Epilog

986 68 20
                                    

Empat Bulan Kemudian

"RSIA Hari Bahagia, ya." Ujar Brian pada ponselnya, rupanya ia sedang menelepon.

"Oke siap." Jawab orang di seberang teleponnya.

Brian kembali fokus pada Egi setelah sambungan telepon terputus. Tadi pagi Egi mengeluhkan perutnya yang luar biasa sakit. Menurut Egi itu adalah kontraksi. Brian langsung membatalkan semua jadwalnya untuk menemani Egi takut-takut ini kontraksi asli setelah sebelumnya beberapa kali hanya paslu. Kemudian menuju siang air ketuban Egi pecah. Segera saja mereka ke rumah sakit.

Brian menyugar rambut Egi. "Masih sakit, yang?"

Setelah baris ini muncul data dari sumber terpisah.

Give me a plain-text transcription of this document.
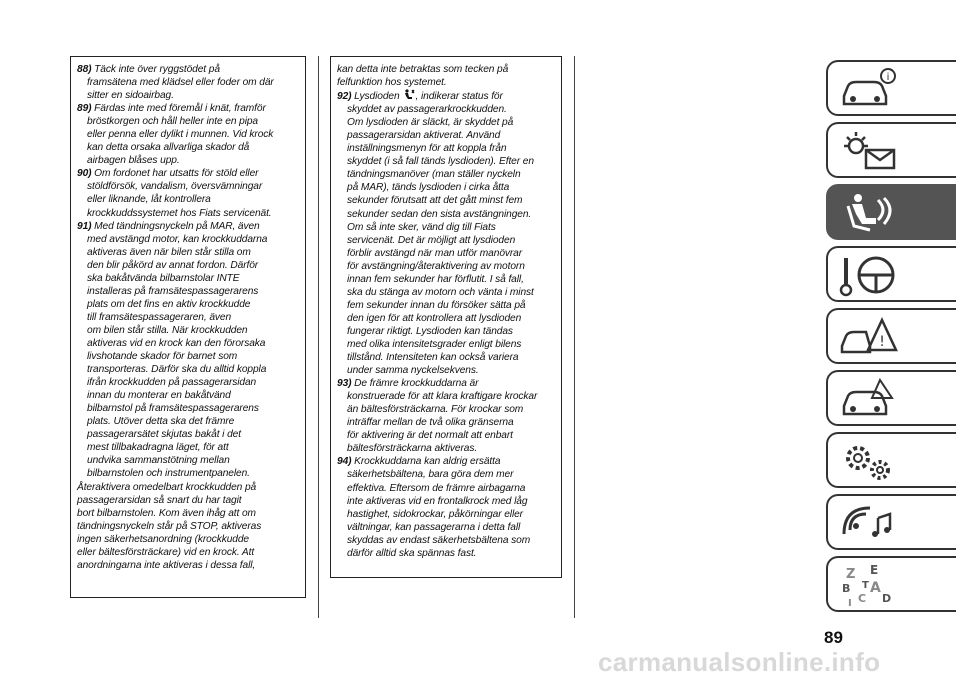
88) Täck inte över ryggstödet på
framsätena med klädsel eller foder om där
sitter en sidoairbag.
89) Färdas inte med föremål i knät, framför
bröstkorgen och håll heller inte en pipa
eller penna eller dylikt i munnen. Vid krock
kan detta orsaka allvarliga skador då
airbagen blåses upp.
90) Om fordonet har utsatts för stöld eller
stöldförsök, vandalism, översvämningar
eller liknande, låt kontrollera
krockkuddssystemet hos Fiats servicenät.
91) Med tändningsnyckeln på MAR, även
med avstängd motor, kan krockkuddarna
aktiveras även när bilen står stilla om
den blir påkörd av annat fordon. Därför
ska bakåtvända bilbarnstolar INTE
installeras på framsätespassagerarens
plats om det fins en aktiv krockkudde
till framsätespassageraren, även
om bilen står stilla. När krockkudden
aktiveras vid en krock kan den förorsaka
livshotande skador för barnet som
transporteras. Därför ska du alltid koppla
ifrån krockkudden på passagerarsidan
innan du monterar en bakåtvänd
bilbarnstol på framsätespassagerarens
plats. Utöver detta ska det främre
passagerarsätet skjutas bakåt i det
mest tillbakadragna läget, för att
undvika sammanstötning mellan
bilbarnstolen och instrumentpanelen.
Återaktivera omedelbart krockkudden på
passagerarsidan så snart du har tagit
bort bilbarnstolen. Kom även ihåg att om
tändningsnyckeln står på STOP, aktiveras
ingen säkerhetsanordning (krockkudde
eller bältesförsträckare) vid en krock. Att
anordningarna inte aktiveras i dessa fall,
kan detta inte betraktas som tecken på
felfunktion hos systemet.
92) Lysdioden , indikerar status för
skyddet av passagerarkrockkudden.
Om lysdioden är släckt, är skyddet på
passagerarsidan aktiverat. Använd
inställningsmenyn för att koppla från
skyddet (i så fall tänds lysdioden). Efter en
tändningsmanöver (man ställer nyckeln
på MAR), tänds lysdioden i cirka åtta
sekunder förutsatt att det gått minst fem
sekunder sedan den sista avstängningen.
Om så inte sker, vänd dig till Fiats
servicenät. Det är möjligt att lysdioden
förblir avstängd när man utför manövrar
för avstängning/återaktivering av motorn
innan fem sekunder har förflutit. I så fall,
ska du stänga av motorn och vänta i minst
fem sekunder innan du försöker sätta på
den igen för att kontrollera att lysdioden
fungerar riktigt. Lysdioden kan tändas
med olika intensitetsgrader enligt bilens
tillstånd. Intensiteten kan också variera
under samma nyckelsekvens.
93) De främre krockkuddarna är
konstruerade för att klara kraftigare krockar
än bältesförsträckarna. För krockar som
inträffar mellan de två olika gränserna
för aktivering är det normalt att enbart
bältesförsträckarna aktiveras.
94) Krockkuddarna kan aldrig ersätta
säkerhetsbältena, bara göra dem mer
effektiva. Eftersom de främre airbagarna
inte aktiveras vid en frontalkrock med låg
hastighet, sidokrockar, påkörningar eller
vältningar, kan passagerarna i detta fall
skyddas av endast säkerhetsbältena som
därför alltid ska spännas fast.
89
carmanualsonline.info
i
!
Z E
A
B
C D
I
T
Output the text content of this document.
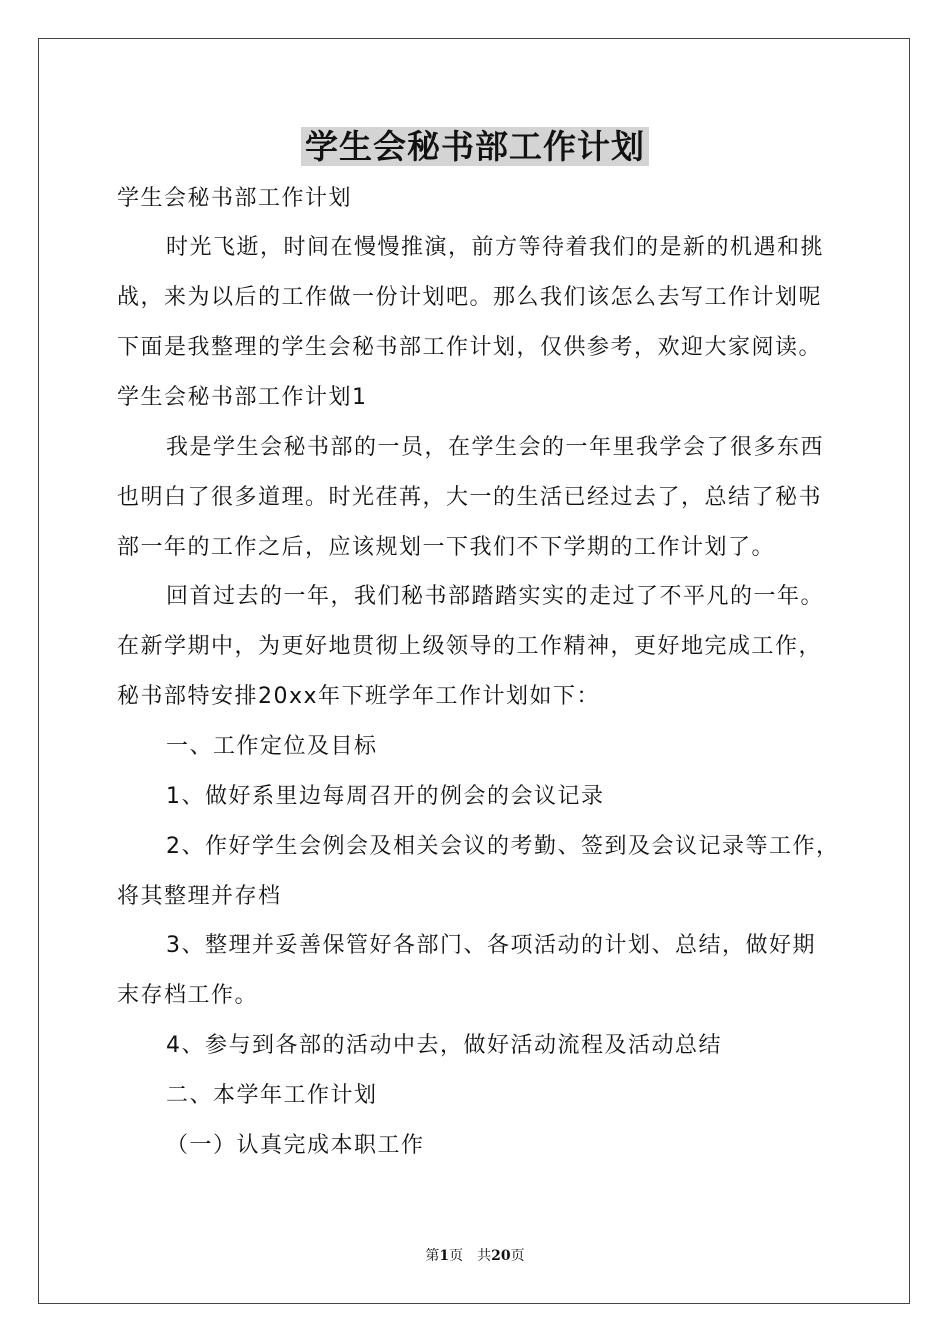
学生会秘书部工作计划
学生会秘书部工作计划
时光飞逝，时间在慢慢推演，前方等待着我们的是新的机遇和挑
战，来为以后的工作做一份计划吧。那么我们该怎么去写工作计划呢
下面是我整理的学生会秘书部工作计划，仅供参考，欢迎大家阅读。
学生会秘书部工作计划1
我是学生会秘书部的一员，在学生会的一年里我学会了很多东西
也明白了很多道理。时光荏苒，大一的生活已经过去了，总结了秘书
部一年的工作之后，应该规划一下我们不下学期的工作计划了。
回首过去的一年，我们秘书部踏踏实实的走过了不平凡的一年。
在新学期中，为更好地贯彻上级领导的工作精神，更好地完成工作，
秘书部特安排20xx年下班学年工作计划如下：
一、工作定位及目标
1、做好系里边每周召开的例会的会议记录
2、作好学生会例会及相关会议的考勤、签到及会议记录等工作，
将其整理并存档
3、整理并妥善保管好各部门、各项活动的计划、总结，做好期
末存档工作。
4、参与到各部的活动中去，做好活动流程及活动总结
二、本学年工作计划
（一）认真完成本职工作
第1页　共20页
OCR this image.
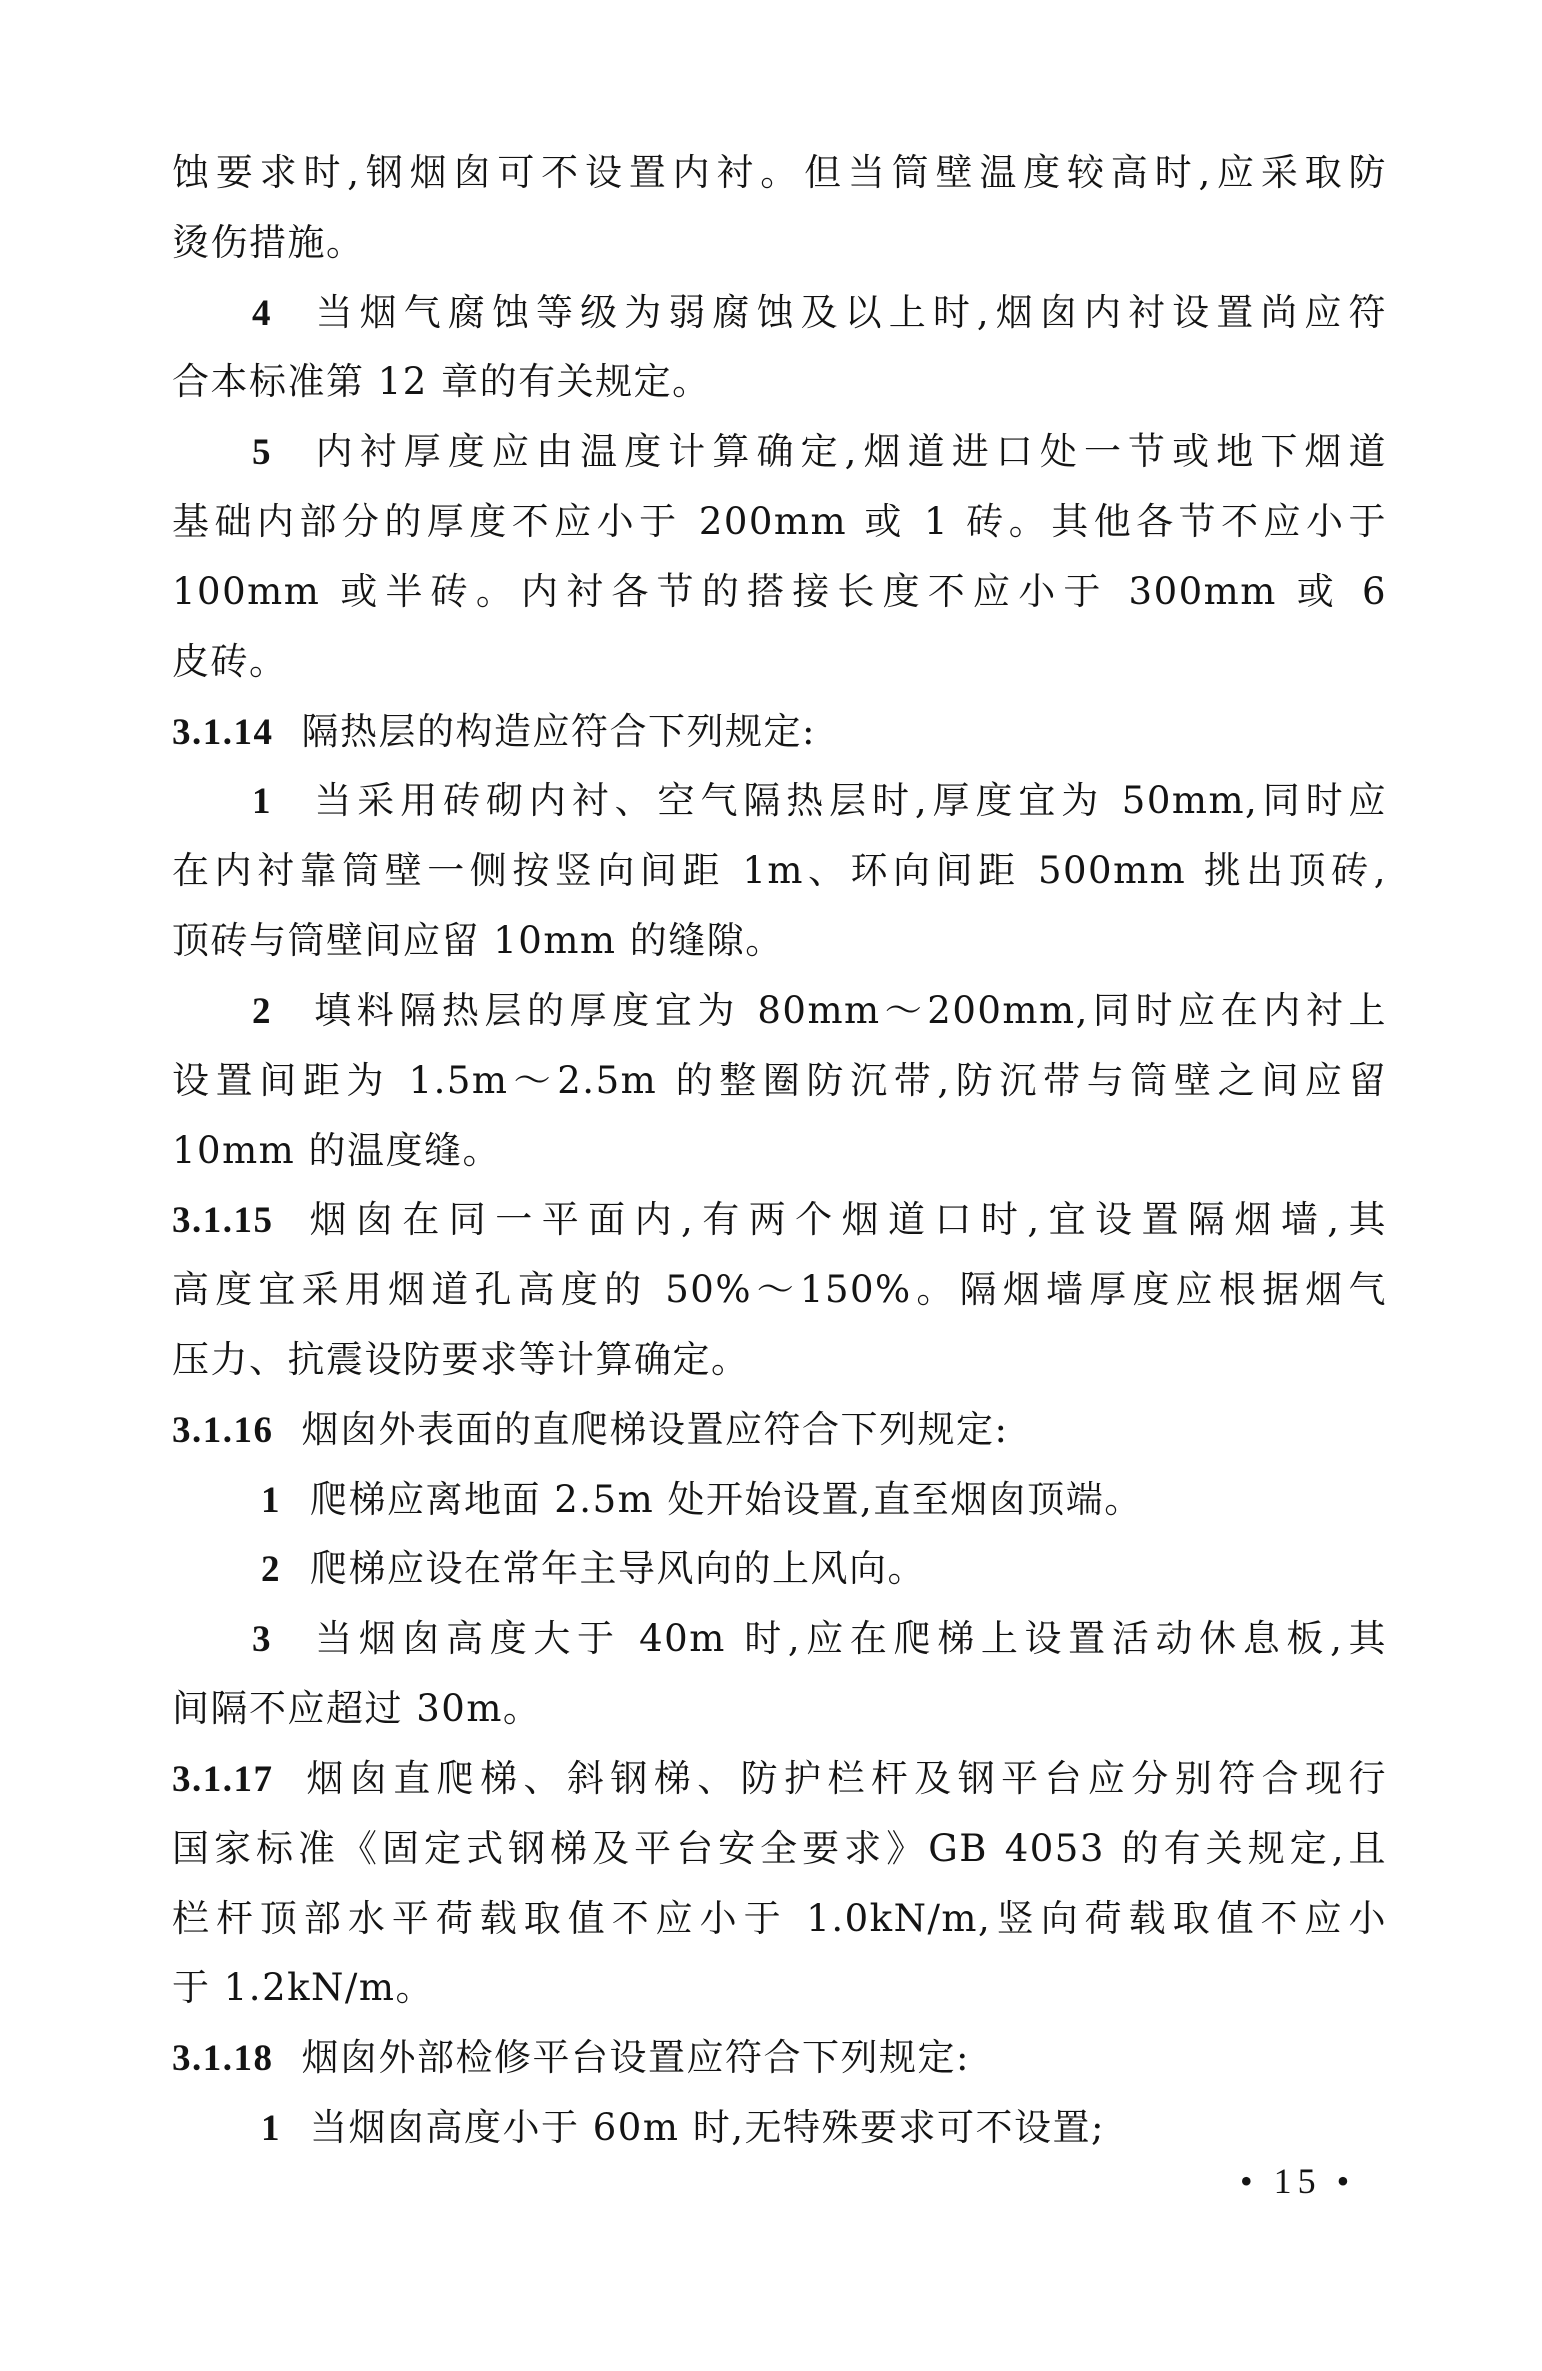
蚀要求时,钢烟囱可不设置内衬。但当筒壁温度较高时,应采取防
烫伤措施。
4 当烟气腐蚀等级为弱腐蚀及以上时,烟囱内衬设置尚应符
合本标准第 12 章的有关规定。
5 内衬厚度应由温度计算确定,烟道进口处一节或地下烟道
基础内部分的厚度不应小于 200mm 或 1 砖。其他各节不应小于
100mm 或半砖。内衬各节的搭接长度不应小于 300mm 或 6
皮砖。
3.1.14 隔热层的构造应符合下列规定:
1 当采用砖砌内衬、空气隔热层时,厚度宜为 50mm,同时应
在内衬靠筒壁一侧按竖向间距 1m、环向间距 500mm 挑出顶砖,
顶砖与筒壁间应留 10mm 的缝隙。
2 填料隔热层的厚度宜为 80mm～200mm,同时应在内衬上
设置间距为 1.5m～2.5m 的整圈防沉带,防沉带与筒壁之间应留
10mm 的温度缝。
3.1.15 烟囱在同一平面内,有两个烟道口时,宜设置隔烟墙,其
高度宜采用烟道孔高度的 50%～150%。隔烟墙厚度应根据烟气
压力、抗震设防要求等计算确定。
3.1.16 烟囱外表面的直爬梯设置应符合下列规定:
1 爬梯应离地面 2.5m 处开始设置,直至烟囱顶端。
2 爬梯应设在常年主导风向的上风向。
3 当烟囱高度大于 40m 时,应在爬梯上设置活动休息板,其
间隔不应超过 30m。
3.1.17 烟囱直爬梯、斜钢梯、防护栏杆及钢平台应分别符合现行
国家标准《固定式钢梯及平台安全要求》GB 4053 的有关规定,且
栏杆顶部水平荷载取值不应小于 1.0kN/m,竖向荷载取值不应小
于 1.2kN/m。
3.1.18 烟囱外部检修平台设置应符合下列规定:
1 当烟囱高度小于 60m 时,无特殊要求可不设置;
• 15 •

Egi hanya bisa mengangguk. Sesekali air matanya keluar saking tidak bisa menahan sakitnya. Maka Brian akan terus menggenggam Egi dan mendengar semua keluhannya.

"Ibu udah jalan ke sini sama Davin. Mami sama papi juga barengan Clary nanti."

Egi menatap Brian, "Evan gak ada? Kok ibu sama Davin?"

"Evan masih di jalan, sayang. Dia aku suruh langsung ke sini aja. Lagian Davin kan nganggur juga. Kasihan Evan capek nanti kalau bolak-balik."

Egi mengangguk tanpa protes. Ia terlalu tidak sanggup untuk bersuara. Rasa sakit hendak melahirkan sudah menguasai dirinya sepenuhnya. Ia hanya bisa pasrah dengan semua yang Brian lakukan.

Seorang perawat dan dokter masuk. Mereka memeriksa Egi lagi. Egi meringis sakit saat dokter memeriksa pembukaannya.

"Selamat siang Ibu dan Bapak." Ujar dokter ramah.

"Saya periks, ya." Egi dan Brian mengangguk.

Brian bergeser sedikit memberi ruang untuk perawat dan dokter agar bisa memeriksa Egi. "Masih belum bukaan sepuluh ya, Bu. Masih harus nunggu sebentar lagi."

Egi rasanya langsung lemas mendengar itu. Ia hanya bisa mengangguk pasrah. Tangannya masih menggenggam kuat Brian.

"Emang gak bisa lebih cepet ya, dok?" Tanya Brian yang sudah kasihan melihat Egi.

"Memang harus nunggu, Pak. Kecuali mau operasi."

"Mau operasi, Gi?" Tawar Brian.

Egi menggeleng, "Aku mau normal, Yang." Jawabnya lemah.

Brian hanya menggeleng, "Kita tunggu lagi, dok."

Dokter mengangguk kemudian pamit keluar. Katanya mereka akan ke sini setelah beberapa saat lagi. Syukurnya Egi sudah hampir mencapai bukaan sepuluh. Tinggal tunggu beberapa waktu lagi.

"Mau duduk?" Tawar Brian, Egi mengangguk.

Brian membantu Egi untuk duduk. Brian juga ikut duduk di sebelah Egi, mengelus perut Egi sambil sesekali merapalkan doa berharap kelahiran Egi dilancarkan.

"Ibu masih lama datang, ya?" Tanya Egi.

"Kayaknya bentar lagi. Sabar sebentar, ya."

Tepat setelah itu Davin dan Liana datang. Wajah Liana terlihat sangat khawatir. Ia langsung mendatangi Egi begitu Brian salim.

"Kata dokter gimana?" Liana menatap Egi dan Brian.

"Masih belum bukaan sepuluh, tapi katanya tunggu sebentar lagi." Jelas Brian.

"Bu..." Ujar Egi memelas.

"Gue ke depan sambil nunggu Mami Papi deh. Bu, Davin ke depan dulu ya." Pamit Davin.

Davin ingin memberikan ruang untuk Egi dan Liana.

"Iya, Nak." Jawab Liana.

Liana menyugar rambut Egi. "Maafin semua kesalahan yang pernah Egi buat ya, Bu. Maafin semua perkataan dan perbuatan yang bikin Ibu sakit hati juga. Egi mohon ampun sama Ibu." Egi menciumi punggung tangan Liana.